Reputation: 1445
I have the following dataset:
input_data = pd.DataFrame([['This is the news', 0], ['This is the news', 0], ['This is not the news', 1], ['This is not the news', 1], ['This is not the news', 1], ['This is not the news', 1]], columns=('feature1', 'Tag'))
That I want to turn into a TF-IDF matrix using the following function
def TfifdMatrix(inputSet):
vectorizer = CountVectorizer()
vectorizer.fit_transform(inputSet)
print("fit transform done")
smatrix = vectorizer.transform(inputSet)
print("transform done")
smatrix = smatrix.todense()
tfidf = TfidfTransformer(norm="l2")
tfidf.fit(smatrix)
tf_idf_matrix = tfidf.transform(smatrix)
print("transformation done")
TfidfMatrix = pd.DataFrame(tf_idf_matrix.todense())
return (TfidfMatrix)
Now I transform the data and add the tag
input_data2 = TfifdMatrix(input_data['feature1'])
input_data = pd.concat([input_data, input_data2], axis=1)
Create a training- and testset
train = input_data.sample(frac=0.8, random_state=1)
test = input_data.loc[~input_data.index.isin(train.index)]
train_outcome = train['Tag'].values
train_features = train.drop('Tag', axis=1)
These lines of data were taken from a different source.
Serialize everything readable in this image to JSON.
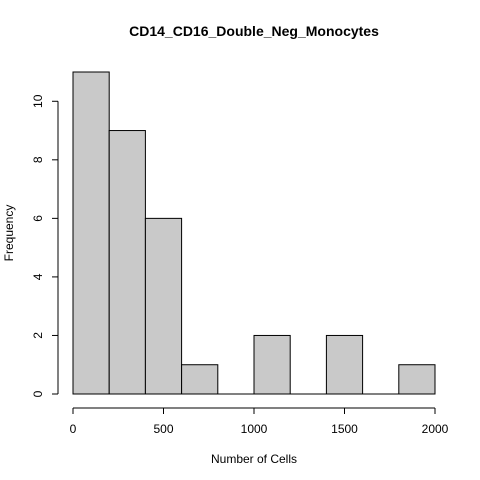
{
  "chart_data": {
    "type": "bar",
    "title": "CD14_CD16_Double_Neg_Monocytes",
    "xlabel": "Number of Cells",
    "ylabel": "Frequency",
    "bins": [
      {
        "from": 0,
        "to": 200,
        "count": 11
      },
      {
        "from": 200,
        "to": 400,
        "count": 9
      },
      {
        "from": 400,
        "to": 600,
        "count": 6
      },
      {
        "from": 600,
        "to": 800,
        "count": 1
      },
      {
        "from": 800,
        "to": 1000,
        "count": 0
      },
      {
        "from": 1000,
        "to": 1200,
        "count": 2
      },
      {
        "from": 1200,
        "to": 1400,
        "count": 0
      },
      {
        "from": 1400,
        "to": 1600,
        "count": 2
      },
      {
        "from": 1600,
        "to": 1800,
        "count": 0
      },
      {
        "from": 1800,
        "to": 2000,
        "count": 1
      }
    ],
    "xlim": [
      0,
      2000
    ],
    "ylim": [
      0,
      11
    ],
    "xticks": [
      0,
      500,
      1000,
      1500,
      2000
    ],
    "yticks": [
      0,
      2,
      4,
      6,
      8,
      10
    ],
    "grid": false,
    "colors": {
      "bar_fill": "#c9c9c9",
      "bar_stroke": "#000000"
    }
  }
}
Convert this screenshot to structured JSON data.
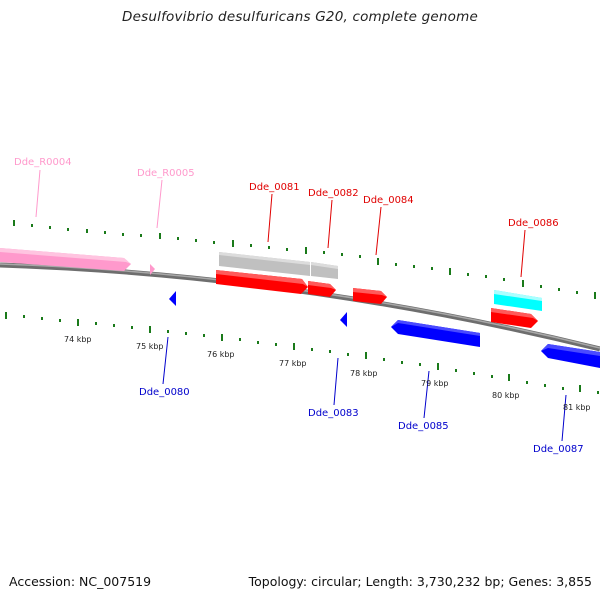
{
  "title": "Desulfovibrio desulfuricans G20, complete genome",
  "footer": {
    "accession": "Accession: NC_007519",
    "summary": "Topology: circular; Length: 3,730,232 bp; Genes: 3,855"
  },
  "colors": {
    "background": "#ffffff",
    "backbone": "#808080",
    "tick": "#1a7a1a",
    "label_dark": "#222222",
    "rna_gene": "#ff99cc",
    "forward_gene": "#ff0000",
    "reverse_gene": "#0000ff",
    "pseudo_gene": "#c0c0c0",
    "other_gene": "#00ffff"
  },
  "scale_labels": [
    "74 kbp",
    "75 kbp",
    "76 kbp",
    "77 kbp",
    "78 kbp",
    "79 kbp",
    "80 kbp",
    "81 kbp"
  ],
  "gene_labels": {
    "upper": [
      {
        "id": "Dde_R0004",
        "color": "#ff99cc"
      },
      {
        "id": "Dde_R0005",
        "color": "#ff99cc"
      },
      {
        "id": "Dde_0081",
        "color": "#e00000"
      },
      {
        "id": "Dde_0082",
        "color": "#e00000"
      },
      {
        "id": "Dde_0084",
        "color": "#e00000"
      },
      {
        "id": "Dde_0086",
        "color": "#e00000"
      }
    ],
    "lower": [
      {
        "id": "Dde_0080",
        "color": "#0000cc"
      },
      {
        "id": "Dde_0083",
        "color": "#0000cc"
      },
      {
        "id": "Dde_0085",
        "color": "#0000cc"
      },
      {
        "id": "Dde_0087",
        "color": "#0000cc"
      }
    ]
  }
}
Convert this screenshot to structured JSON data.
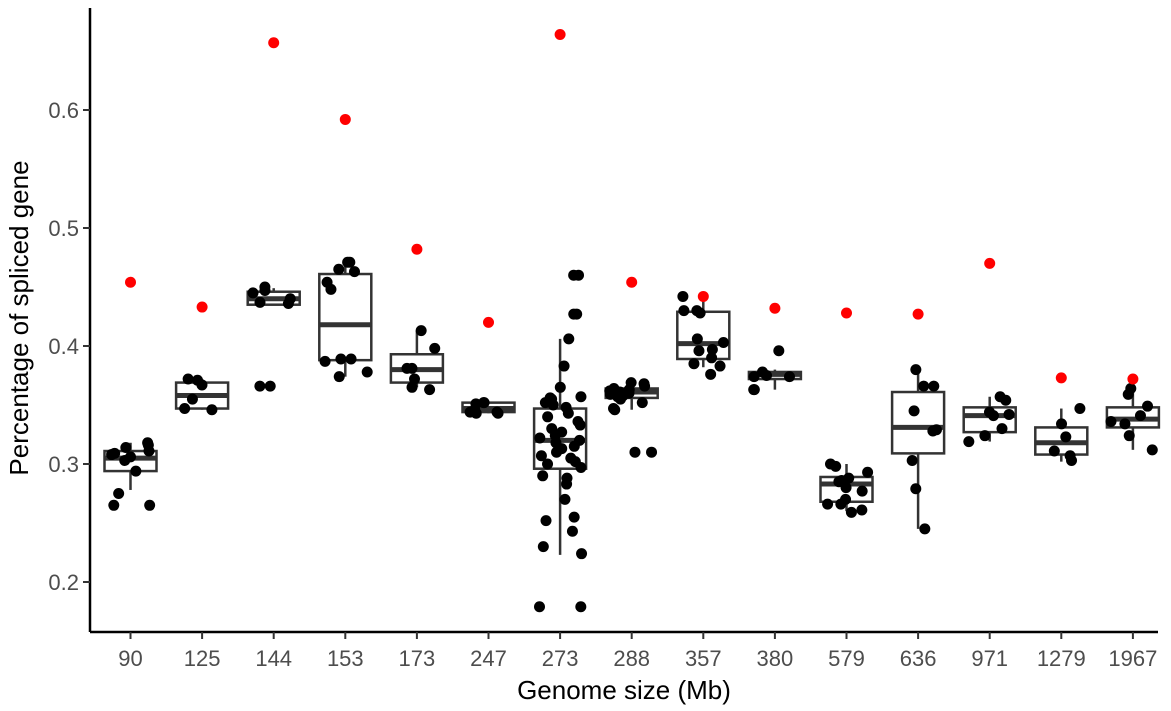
{
  "chart_data": {
    "type": "box",
    "title": "",
    "xlabel": "Genome size (Mb)",
    "ylabel": "Percentage of spliced gene",
    "categories": [
      "90",
      "125",
      "144",
      "153",
      "173",
      "247",
      "273",
      "288",
      "357",
      "380",
      "579",
      "636",
      "971",
      "1279",
      "1967"
    ],
    "ylim": [
      0.16,
      0.69
    ],
    "yticks": [
      0.2,
      0.3,
      0.4,
      0.5,
      0.6
    ],
    "ytick_labels": [
      "0.2",
      "0.3",
      "0.4",
      "0.5",
      "0.6"
    ],
    "grid": false,
    "legend": "none",
    "colors": {
      "box": "#333333",
      "point": "#000000",
      "highlight": "#ff0000",
      "axis": "#000000",
      "tick_text": "#4d4d4d"
    },
    "boxes": [
      {
        "category": "90",
        "q1": 0.294,
        "median": 0.305,
        "q3": 0.311,
        "whisker_low": 0.278,
        "whisker_high": 0.318
      },
      {
        "category": "125",
        "q1": 0.347,
        "median": 0.358,
        "q3": 0.369,
        "whisker_low": 0.346,
        "whisker_high": 0.372
      },
      {
        "category": "144",
        "q1": 0.435,
        "median": 0.44,
        "q3": 0.446,
        "whisker_low": 0.435,
        "whisker_high": 0.449
      },
      {
        "category": "153",
        "q1": 0.388,
        "median": 0.418,
        "q3": 0.461,
        "whisker_low": 0.374,
        "whisker_high": 0.471
      },
      {
        "category": "173",
        "q1": 0.369,
        "median": 0.38,
        "q3": 0.393,
        "whisker_low": 0.365,
        "whisker_high": 0.413
      },
      {
        "category": "247",
        "q1": 0.344,
        "median": 0.347,
        "q3": 0.352,
        "whisker_low": 0.343,
        "whisker_high": 0.353
      },
      {
        "category": "273",
        "q1": 0.296,
        "median": 0.32,
        "q3": 0.347,
        "whisker_low": 0.223,
        "whisker_high": 0.406
      },
      {
        "category": "288",
        "q1": 0.356,
        "median": 0.361,
        "q3": 0.364,
        "whisker_low": 0.346,
        "whisker_high": 0.369
      },
      {
        "category": "357",
        "q1": 0.389,
        "median": 0.402,
        "q3": 0.429,
        "whisker_low": 0.382,
        "whisker_high": 0.442
      },
      {
        "category": "380",
        "q1": 0.372,
        "median": 0.376,
        "q3": 0.378,
        "whisker_low": 0.363,
        "whisker_high": 0.38
      },
      {
        "category": "579",
        "q1": 0.268,
        "median": 0.283,
        "q3": 0.289,
        "whisker_low": 0.26,
        "whisker_high": 0.3
      },
      {
        "category": "636",
        "q1": 0.309,
        "median": 0.331,
        "q3": 0.361,
        "whisker_low": 0.245,
        "whisker_high": 0.38
      },
      {
        "category": "971",
        "q1": 0.327,
        "median": 0.341,
        "q3": 0.348,
        "whisker_low": 0.319,
        "whisker_high": 0.357
      },
      {
        "category": "1279",
        "q1": 0.308,
        "median": 0.318,
        "q3": 0.331,
        "whisker_low": 0.302,
        "whisker_high": 0.347
      },
      {
        "category": "1967",
        "q1": 0.331,
        "median": 0.338,
        "q3": 0.348,
        "whisker_low": 0.312,
        "whisker_high": 0.364
      }
    ],
    "points": [
      {
        "category": "90",
        "values": [
          0.318,
          0.311,
          0.308,
          0.314,
          0.316,
          0.309,
          0.303,
          0.306,
          0.294,
          0.275,
          0.265,
          0.265
        ]
      },
      {
        "category": "125",
        "values": [
          0.371,
          0.372,
          0.367,
          0.355,
          0.347,
          0.346
        ]
      },
      {
        "category": "144",
        "values": [
          0.447,
          0.45,
          0.445,
          0.44,
          0.437,
          0.436,
          0.366,
          0.366
        ]
      },
      {
        "category": "153",
        "values": [
          0.471,
          0.465,
          0.463,
          0.471,
          0.454,
          0.448,
          0.389,
          0.387,
          0.378,
          0.374,
          0.389
        ]
      },
      {
        "category": "173",
        "values": [
          0.413,
          0.398,
          0.381,
          0.381,
          0.372,
          0.365,
          0.363
        ]
      },
      {
        "category": "247",
        "values": [
          0.352,
          0.352,
          0.351,
          0.346,
          0.344,
          0.344,
          0.343,
          0.343
        ]
      },
      {
        "category": "273",
        "values": [
          0.46,
          0.46,
          0.427,
          0.427,
          0.406,
          0.383,
          0.365,
          0.357,
          0.356,
          0.355,
          0.352,
          0.35,
          0.348,
          0.343,
          0.34,
          0.336,
          0.333,
          0.33,
          0.327,
          0.324,
          0.322,
          0.32,
          0.318,
          0.315,
          0.313,
          0.31,
          0.307,
          0.305,
          0.302,
          0.3,
          0.297,
          0.29,
          0.288,
          0.283,
          0.27,
          0.255,
          0.252,
          0.243,
          0.23,
          0.224,
          0.179,
          0.179
        ]
      },
      {
        "category": "288",
        "values": [
          0.369,
          0.368,
          0.366,
          0.364,
          0.363,
          0.362,
          0.361,
          0.36,
          0.359,
          0.358,
          0.357,
          0.355,
          0.352,
          0.347,
          0.346,
          0.31,
          0.31
        ]
      },
      {
        "category": "357",
        "values": [
          0.442,
          0.43,
          0.43,
          0.428,
          0.406,
          0.403,
          0.397,
          0.396,
          0.39,
          0.385,
          0.383,
          0.376
        ]
      },
      {
        "category": "380",
        "values": [
          0.396,
          0.378,
          0.375,
          0.374,
          0.374,
          0.363,
          0.363
        ]
      },
      {
        "category": "579",
        "values": [
          0.3,
          0.298,
          0.293,
          0.288,
          0.286,
          0.285,
          0.28,
          0.277,
          0.27,
          0.266,
          0.266,
          0.261,
          0.259
        ]
      },
      {
        "category": "636",
        "values": [
          0.38,
          0.366,
          0.366,
          0.345,
          0.329,
          0.328,
          0.303,
          0.279,
          0.245
        ]
      },
      {
        "category": "971",
        "values": [
          0.357,
          0.354,
          0.344,
          0.342,
          0.341,
          0.33,
          0.324,
          0.319
        ]
      },
      {
        "category": "1279",
        "values": [
          0.347,
          0.334,
          0.323,
          0.311,
          0.307,
          0.303
        ]
      },
      {
        "category": "1967",
        "values": [
          0.364,
          0.359,
          0.349,
          0.341,
          0.336,
          0.334,
          0.324,
          0.312
        ]
      }
    ],
    "highlight_points": [
      {
        "category": "90",
        "value": 0.454
      },
      {
        "category": "125",
        "value": 0.433
      },
      {
        "category": "144",
        "value": 0.657
      },
      {
        "category": "153",
        "value": 0.592
      },
      {
        "category": "173",
        "value": 0.482
      },
      {
        "category": "247",
        "value": 0.42
      },
      {
        "category": "273",
        "value": 0.664
      },
      {
        "category": "288",
        "value": 0.454
      },
      {
        "category": "357",
        "value": 0.442
      },
      {
        "category": "380",
        "value": 0.432
      },
      {
        "category": "579",
        "value": 0.428
      },
      {
        "category": "636",
        "value": 0.427
      },
      {
        "category": "971",
        "value": 0.47
      },
      {
        "category": "1279",
        "value": 0.373
      },
      {
        "category": "1967",
        "value": 0.372
      }
    ]
  }
}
test_outcome = test['Tag'].values
test_features = test.drop('Tag', axis=1)
test_features2 = test['Tag']
I not I train a decision tree algorith on it
my_tree_one = tree.DecisionTreeClassifier()
my_tree_one = my_tree_one.fit(train_features.drop('feature1', axis=1), train_outcome)
my_dt_prediction = my_tree_one.predict(test_features.drop('feature1', axis=1))
Now I combine everyhting to get an overview of the original features, the real outcome, the predicted outcome and the TF-IDF matrix
df_final = pd.DataFrame(test_features, test_outcome)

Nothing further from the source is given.